I don’t remember where I first heard about Rust, but I know it was a long time ago, likely back in 2012.

At the time, I was the unofficial project lead and heavy contributor to Pioneer, a space exploration game in the spirit of Frontier: Elite II. I had landed here in my usual way, spending my free time bouncing from open-source project to open-source project, messing with whatever took my interest and invariably ended up deeply entrenched. As it was, this was my first outing with any kind of game engine, and with C++.

I made a lot of mistakes there, but I learned a lot. Althought C++ is perhaps not the greatest example, I had learned to appreciate the power of strong types, generics and letting the compiler do the work for you. I had also really begun to appreciate the difficulty of managing a complex graph of objects appearing and disappearing and moving between threads, and tried a lot of different techniques to try and make it easier to avoid data races and memory corruption, with limited success.

So when Rust appeared in front of me, I was in the right place to understand its promises. It had many of the tools from C++ that I’d learned to appreciate, but it also knew where all the data was at all times and was able to make decisions from that knowledge, rather than papering over the problem with a garbage collector. Bold claims, I thought, but my after-hours programming work has always been about learning and understanding things, so I resolved to keep an eye on it. I guessed Rust probably wouldn’t make it, consigned to the fate of so many good ideas that came before it. That doesn’t mean it couldn’t be learned from!

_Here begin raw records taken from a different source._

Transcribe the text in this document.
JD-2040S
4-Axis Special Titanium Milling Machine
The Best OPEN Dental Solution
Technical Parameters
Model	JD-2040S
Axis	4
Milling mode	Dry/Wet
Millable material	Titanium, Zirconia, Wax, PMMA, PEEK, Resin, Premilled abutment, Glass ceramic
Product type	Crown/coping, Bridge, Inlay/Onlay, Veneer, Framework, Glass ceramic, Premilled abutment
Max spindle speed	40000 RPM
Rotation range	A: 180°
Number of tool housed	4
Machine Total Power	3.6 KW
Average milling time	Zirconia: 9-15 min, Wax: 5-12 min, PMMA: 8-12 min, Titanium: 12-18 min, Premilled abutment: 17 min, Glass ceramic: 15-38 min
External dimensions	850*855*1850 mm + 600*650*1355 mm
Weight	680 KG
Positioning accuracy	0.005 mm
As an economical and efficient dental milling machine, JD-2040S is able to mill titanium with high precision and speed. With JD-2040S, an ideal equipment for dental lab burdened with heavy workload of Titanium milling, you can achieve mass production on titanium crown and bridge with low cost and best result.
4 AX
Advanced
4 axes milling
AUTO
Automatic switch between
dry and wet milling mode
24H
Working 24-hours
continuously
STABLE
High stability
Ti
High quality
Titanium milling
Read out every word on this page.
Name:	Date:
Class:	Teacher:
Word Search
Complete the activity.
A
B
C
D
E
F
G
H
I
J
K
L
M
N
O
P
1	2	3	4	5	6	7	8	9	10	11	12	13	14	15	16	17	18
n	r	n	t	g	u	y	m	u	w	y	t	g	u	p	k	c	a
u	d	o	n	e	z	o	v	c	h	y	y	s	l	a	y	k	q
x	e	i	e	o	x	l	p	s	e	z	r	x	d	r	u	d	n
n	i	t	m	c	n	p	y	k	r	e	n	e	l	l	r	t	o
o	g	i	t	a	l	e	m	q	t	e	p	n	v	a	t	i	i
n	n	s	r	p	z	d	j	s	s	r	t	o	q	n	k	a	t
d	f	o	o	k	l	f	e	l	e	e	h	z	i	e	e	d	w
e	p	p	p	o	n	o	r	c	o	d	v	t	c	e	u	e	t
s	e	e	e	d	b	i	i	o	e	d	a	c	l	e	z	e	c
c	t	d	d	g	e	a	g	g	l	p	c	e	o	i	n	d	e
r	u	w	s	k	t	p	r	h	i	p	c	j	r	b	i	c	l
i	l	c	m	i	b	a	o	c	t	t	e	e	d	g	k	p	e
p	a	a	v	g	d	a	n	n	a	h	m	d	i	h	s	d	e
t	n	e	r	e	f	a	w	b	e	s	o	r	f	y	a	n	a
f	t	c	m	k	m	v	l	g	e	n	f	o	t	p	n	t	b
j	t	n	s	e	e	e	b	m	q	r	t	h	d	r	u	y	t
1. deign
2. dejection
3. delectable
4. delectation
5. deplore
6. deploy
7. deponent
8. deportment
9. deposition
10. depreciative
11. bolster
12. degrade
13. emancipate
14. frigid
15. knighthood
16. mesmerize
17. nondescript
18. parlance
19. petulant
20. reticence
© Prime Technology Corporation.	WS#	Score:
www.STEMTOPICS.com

Happily, that hasn’t been the case. Rust has spent the last decade delivering and building on that promise. As my career moved more into system and platform operations I would look at Rust longingly while I debugged the latest crash or data loss, understanding that whole classes of problem wouldn’t exist if this had been written in Rust.

After a tough week of debugging @__chrismorgan has added this calming influence to my workspace (who also sometimes whispers quietly “you know, this wouldn’t have happened if it were written in @rustlang”). pic.twitter.com/AqEsUw0ySV

— Rob 💚 (@robn) July 19, 2018

Thinking on it recently caused me to look back over the Rust I’ve written in the last decade, and its been so interesting to see how the language has changed in that time, and also the problems I was dabbling with. I never turned anything into a proper finished product, again, because this is all experimenting and learning in my own time. There’s still lots of interesting things though!

This is not intended to be a well researched or cross-referenced piece, rather just an old man noting a few things while reading some old code. So I will be vague, and that’s a feature today :)

2013 - game engine experiments

Some of the earliest Rust code I have is in a repo called wrench. As I said, I was working on a game engine at the time, so it seemed useful to fiddle with things I already knew about in this new language. I expect this was targeting Rust 0.04, which was released late in 2012 and I feel reasonably certain I remember that version number drift by.

First observation: this was either before or very very early in Cargo’s lifetime. I had opted for a traditional Makefile calling rustc. I think it likely that I wasn’t yet sure where Cargo would fit into the ecosystem, and my experience with other languages what that was definitely useful to understand how to use the language without using its package manager. It does look amusingly childish these days!

This was long before Rust’s syntax and memory model was firmly pinned down. It still had green threads and managed memory, or maybe had just started to remove them, I don’t remember. Those two never interested me, but I see in this code I have used another thing that is long gone: the ~ operator. Consider:

struct Mesh {
    name: ~str,
    vertices: ~[Vector3],
    texcoords: ~[Vector2],
    normals: ~[Vector3],
    faces: ~[Face],
}

~ is roughly equivalent to Box<T> these days, or possibly, the box operator. I don’t know if I understood what I was doing here or if I just added them everywhere to make the code compile. Its definitely everywhere in this code though.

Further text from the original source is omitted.